GAIL UHING AND FRANCIS UHING, PLAINTIFF,
v.
ROBERT A. CALLAHAN, M.D., DEFENDANT.

The opinion of the court was delivered by: John E. Simko United States Magistrate Judge

OPINION AND ORDER

Pending is defendant's motion to quash a subpoena duces tecum served by the plaintiffs on Yankton Medical Clinic, or alternatively for a protective order prohibiting the discovery and Charles Aman's deposition (Doc. 38). Yankton Medical Clinic objected to the subpoena duces tecum (Doc. 40). Defendant supported his motion with a brief (Doc. 39). Neither the Clinic nor the plaintiffs have filed briefs supporting their positions, although plaintiffs' counsel filed an affidavit. (Doc. 43).

Plaintiffs noticed the deposition of Charles Aman, Administrator of the Yankton Medical Clinic. They contemporaneously served a subpoena duces tecum on Charles Aman and the Yankton Medical Clinic directing the production of documents relating to (1) the hiring and termination of defendant; (2) the personnel file of defendant; (3) any complaints from anyone about defendant's care and treatment; and (4) any complaints by defendant about his surgical staff or Yankton Medical Clinic staff.

Defendant argues the plaintiffs (1) seek documents and information that are protected by the physician peer review privilege; (2) seek information that can be obtained through other discovery or that they already have this information in their possession; and (3) seek information which is not relevant.

Yankton Medical Clinic objected, without briefing, that the sought after discovery (1) is not discoverable because of SDCL 36-4-26.1; (2) is not discoverable because of the physician-patient privilege; and (3) is not discoverable because of HIPPA regulations.

Plaintiffs in their counsel's affidavit state that the lawyers cooperatively arranged for the deposition and selected a date and place to take the deposition, that neither the lawyers for defendant nor the clinic objected to scheduling the deposition, that plaintiff arranged a court reporter for the deposition, that an admission of service of the subpoena was provided to plaintiffs' counsel by counsel for the clinic, that the admission of service was filed with the court, and that the only indication there was an objection was when the motion and objections (Docs. 38 & 40) were filed.
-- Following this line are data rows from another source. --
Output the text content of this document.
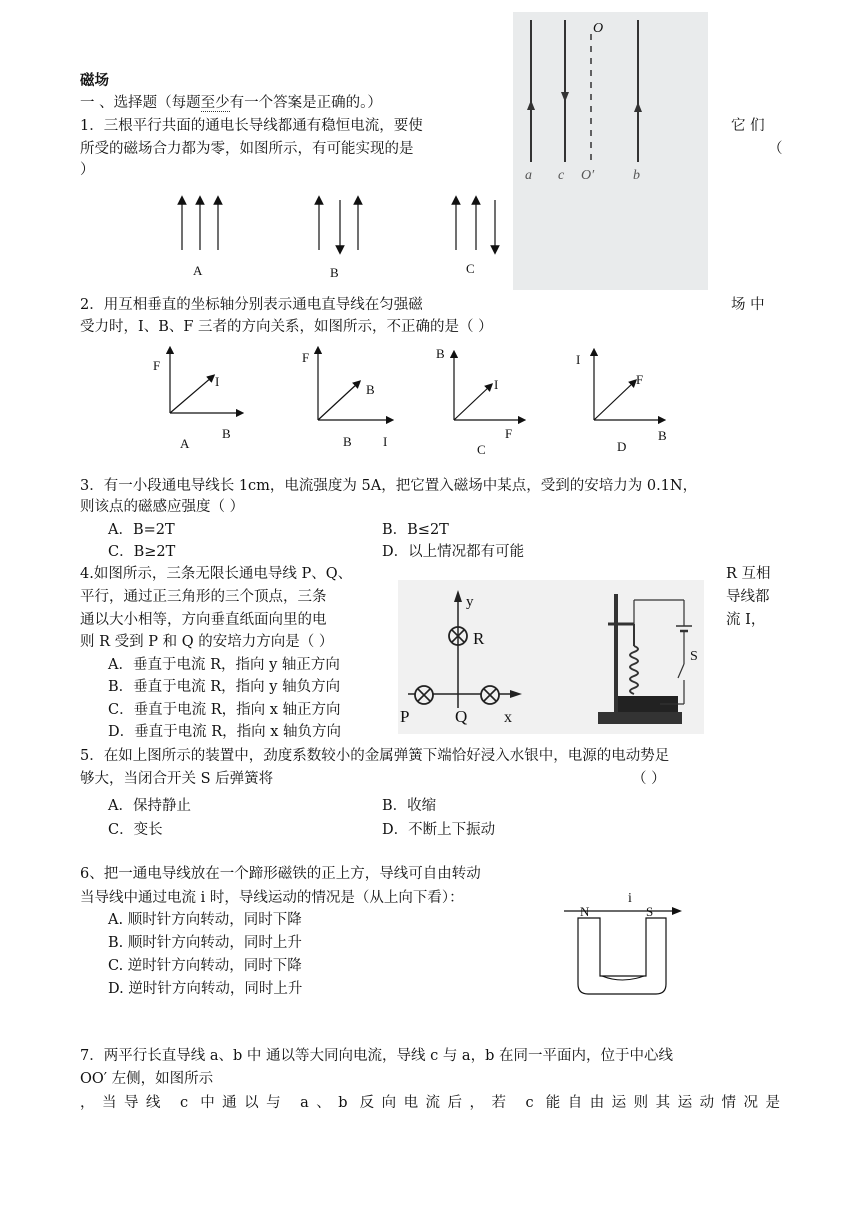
磁场
一 、选择题（每题至少有一个答案是正确的。）
1．三根平行共面的通电长导线都通有稳恒电流，要使	它 们
所受的磁场合力都为零，如图所示，有可能实现的是	（
）
A	B	C
O
a c O′	b
2．用互相垂直的坐标轴分别表示通电直导线在匀强磁	场 中
受力时，I、B、F 三者的方向关系，如图所示，不正确的是（ ）
F
I
B
A
F
B
I
B
B
I
F
C
I
F
B
D
3．有一小段通电导线长 1cm，电流强度为 5A，把它置入磁场中某点，受到的安培力为 0.1N，
则该点的磁感应强度（ ）
A．B=2T	B．B≤2T
C．B≥2T	D．以上情况都有可能
4.如图所示，三条无限长通电导线 P、Q、	R 互相
平行，通过正三角形的三个顶点，三条	导线都
通以大小相等，方向垂直纸面向里的电	流 I，
则 R 受到 P 和 Q 的安培力方向是（ ）
A．垂直于电流 R，指向 y 轴正方向
B．垂直于电流 R，指向 y 轴负方向
C．垂直于电流 R，指向 x 轴正方向
D．垂直于电流 R，指向 x 轴负方向
y
x
R
P	Q
S
5．在如上图所示的装置中，劲度系数较小的金属弹簧下端恰好浸入水银中，电源的电动势足
够大，当闭合开关 S 后弹簧将	（ ）
A．保持静止	B．收缩
C．变长	D．不断上下振动
6、把一通电导线放在一个蹄形磁铁的正上方，导线可自由转动
当导线中通过电流 i 时，导线运动的情况是（从上向下看）：
A. 顺时针方向转动，同时下降
B. 顺时针方向转动，同时上升
C. 逆时针方向转动，同时下降
D. 逆时针方向转动，同时上升
i
N	S
7．两平行长直导线 a、b 中 通以等大同向电流，导线 c 与 a，b 在同一平面内，位于中心线
OO′ 左侧，如图所示
，当导线 c 中通以与 a、b 反向电流后，若 c 能自由运则其运动情况是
Parties may obtain discovery regarding any non-privileged matter that is relevant to any party's claim or defense. Fed.R.Civ.P. 26(b)(1). While the cited statutes and cases about peer review are clear, these statutes and cases address non-employer review about medical staff. No cases have been cited to the court which indicate that a personnel file maintained by an employer about an employee is a peer review within the meaning of the peer review privilege. Likewise, no case has been cited as precedent that a medical doctor's complaints about his surgical staff or clinic staff constitutes peer review within the meaning of the peer review privilege.

Parties can generally expect an unopposed motion to be granted. While the defendant's brief is unopposed, plaintiff's affidavit indicates something less than acquiescence that the motion should be granted. Because the defense has not provided sufficient legal precedent about the applicability of the peer review privilege to personnel files and sufficient information about the nature of the contents of the personnel file, and because plaintiff has not shown the relevance of the contents of the personnel file to any claim or defense, an informed decision cannot be made. The parties may file simultaneous briefs not later than November 6, 2009. If the parties confer and resolve their discovery dispute, a status report should be filed before November 6, 2009.